In the end, the differences between the two specs come down to allocating complexity. PuSH is a bit more complex, but it's in ways that will help it scale better in the long run.


I did my implementation in Python, because everything I write for fun these days is in Python. My first shot at it was Tuesday night, and it started working in the wee hours of the morning, but the design was freaking terrible. >_> They say that you should throw away your first implementation of anything you write, and that certainly applied here. Wednesday afternoon I took another shot at it, got the design down, tweaked the design so that there'd be as little duplication of effort as possible when I implement PuSH later on, and got it working by Wednesday night.

My implementation uses XML-RPC, because gosh, it's just so easy to use in Python. I ended up having to add support for HTTP requests, because it seems like all the feeds available online use those exclusively, go figure. I probably could have gotten better results by using the excellent Twisted library, but I decided I'd rather not add any dependencies to my reader, so I just used the standard Python libraries instead.

Future directions

This is neat and all, but what are the consequences of this technology going to be? Dave Winer seems dead set on creating a completely decentralized Twitter clone using RSS, with real-time notifications using <cloud>. It'll be interesting if he manages it, but I really think that cloning Twitter is setting the bar too low. :p It's a natural goal, though - Twitter is more fast-paced than blogs, so adding real-time notifications to blogs could very well push in the direction of shorter, more frequent posts.

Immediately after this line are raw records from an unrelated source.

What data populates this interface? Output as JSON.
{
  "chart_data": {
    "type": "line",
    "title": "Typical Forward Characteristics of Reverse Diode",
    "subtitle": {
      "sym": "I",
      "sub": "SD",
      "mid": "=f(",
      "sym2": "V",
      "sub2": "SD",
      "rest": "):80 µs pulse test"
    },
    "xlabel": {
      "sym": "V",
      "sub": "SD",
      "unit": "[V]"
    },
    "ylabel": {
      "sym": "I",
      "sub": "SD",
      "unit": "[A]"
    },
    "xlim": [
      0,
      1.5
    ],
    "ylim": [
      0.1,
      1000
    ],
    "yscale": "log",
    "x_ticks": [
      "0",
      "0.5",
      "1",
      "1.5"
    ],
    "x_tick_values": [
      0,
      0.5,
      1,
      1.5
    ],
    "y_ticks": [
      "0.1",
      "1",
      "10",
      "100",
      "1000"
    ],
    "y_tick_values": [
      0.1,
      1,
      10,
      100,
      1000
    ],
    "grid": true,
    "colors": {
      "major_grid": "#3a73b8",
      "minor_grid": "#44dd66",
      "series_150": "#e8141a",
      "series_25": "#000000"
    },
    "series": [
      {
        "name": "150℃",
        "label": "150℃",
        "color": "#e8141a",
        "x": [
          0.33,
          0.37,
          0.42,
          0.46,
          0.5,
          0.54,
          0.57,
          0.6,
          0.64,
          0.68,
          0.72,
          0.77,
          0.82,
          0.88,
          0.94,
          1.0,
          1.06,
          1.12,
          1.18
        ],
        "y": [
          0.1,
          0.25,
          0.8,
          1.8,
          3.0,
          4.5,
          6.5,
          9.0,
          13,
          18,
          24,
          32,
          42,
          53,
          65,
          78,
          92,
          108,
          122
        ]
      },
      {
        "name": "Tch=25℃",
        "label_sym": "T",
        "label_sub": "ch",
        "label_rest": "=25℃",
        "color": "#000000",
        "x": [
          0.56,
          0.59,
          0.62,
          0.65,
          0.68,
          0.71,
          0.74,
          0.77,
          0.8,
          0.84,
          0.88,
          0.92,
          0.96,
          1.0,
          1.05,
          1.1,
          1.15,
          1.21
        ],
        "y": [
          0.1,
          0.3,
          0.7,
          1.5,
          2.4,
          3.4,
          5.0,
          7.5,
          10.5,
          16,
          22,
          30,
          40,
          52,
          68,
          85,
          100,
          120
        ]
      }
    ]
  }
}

Connectivity is going to be a problem with this, going forward, since every client needs to be able to accept incoming connections, which hasn't been generally possible since NAT broke the Internet. There are a few possible solutions. The best, obviously, is to just roll out IPv6, so that every client on the Internet is reachable again. Another possibility would be to have RSS "proxies" that are reachable, and that communicate updates to clients by some other means. This could be clients connecting to the proxy and just getting update notifications as bare URLs in a stream, or alternately it could just throw up a static RSS feed that clients can poll more frequently. Both approaches have their pros and cons, but I personally favor the former.

In order to keep up with the accelerating pace of feeds, I predict that the more advanced RSS clients are going to include interfaces to popular blogging platforms, so that you can get your reactions to the news on the web more quickly (analogous to retweeting on Twitter). For this to really work nicely, we're going to need some way of tracking discussions that happen through blog posts. Automatically linking back to the post you're replying to is a trivial first step, and one that's already pretty well established by convention. Backlinks allow you to see which posts are replies to a given post, but they're not consistently used these days due to the potential for spam.

Real-time news is going to be fun. CNN is already on it; they're using Wordpress's rssCloud support to run a real-time enabled news feed. News being brought to your desktop within seconds of it being reported. This is the sort of thing the Internet is capable of giving us; it's certainly taken us a while to catch on.